Je m’assois dans mon lit, j’attrape mon ordinateur, je l’allume et j’attends impatiemment qu’il charge et se connecte à Internet. Ça me paraît interminable. J’entends Cathy remuer dans l’appartement, faire la vaisselle de son petit déjeuner puis courir à l’étage se brosser les dents. Elle hésite quelques instants devant ma porte. Je l’imagine, le doigt levé, prêt à toquer. Finalement, elle se ravise et redescend.
La page d’accueil du site de la BBC apparaît. La une est consacrée aux baisses des prestations sociales, le deuxième article à une star des années soixante-dix accusée d’agression sexuelle – encore une. Rien sur Megan, rien sur Kamal. Je suis déçue.

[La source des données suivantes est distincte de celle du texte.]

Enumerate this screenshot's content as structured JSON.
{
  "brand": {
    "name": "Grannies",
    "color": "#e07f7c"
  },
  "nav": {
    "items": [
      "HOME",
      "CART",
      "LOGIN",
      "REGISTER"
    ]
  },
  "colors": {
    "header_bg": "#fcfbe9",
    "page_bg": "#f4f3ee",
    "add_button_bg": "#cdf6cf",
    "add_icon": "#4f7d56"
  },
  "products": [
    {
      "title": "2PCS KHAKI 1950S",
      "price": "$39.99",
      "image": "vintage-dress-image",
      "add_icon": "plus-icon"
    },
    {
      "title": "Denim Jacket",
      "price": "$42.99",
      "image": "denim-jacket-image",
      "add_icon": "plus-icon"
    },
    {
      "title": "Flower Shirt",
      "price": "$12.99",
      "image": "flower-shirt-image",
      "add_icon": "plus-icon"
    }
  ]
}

Je sais que la police a vingt-quatre heures pour inculper un suspect et, à présent, elles sont écoulées. Mais, dans certaines circonstances, ils peuvent aussi garder quelqu’un douze heures de plus.
Je sais tout cela parce que j’ai passé la journée d’hier à faire des recherches. Après avoir été mise à la porte de chez Scott, je suis revenue à la maison, j’ai allumé la télévision, et j’ai passé la plus grande partie de la journée à regarder les informations et lire des articles en ligne. À attendre.
À midi, la police avait donné le nom de son suspect. Aux informations, ils ont parlé de « preuves découvertes au domicile du docteur Abdic et dans sa voiture », sans préciser de quoi il s’agissait. Du sang, peut-être ? Le téléphone de Megan, qui n’a toujours pas été retrouvé ? Des vêtements, un sac, sa brosse à dents ? Ils montraient régulièrement des photos de Kamal, des gros plans de son beau visage ténébreux. Ce n’était pas une photo de la police qu’on voyait le plus souvent, mais un cliché au naturel : il est en vacances quelque part, il ne sourit pas vraiment, mais presque. Il a l’air trop doux, trop beau pour être un assassin, mais les apparences peuvent être trompeuses. Il paraît que Ted Bundy, le tueur en série, ressemblait à Cary Grant.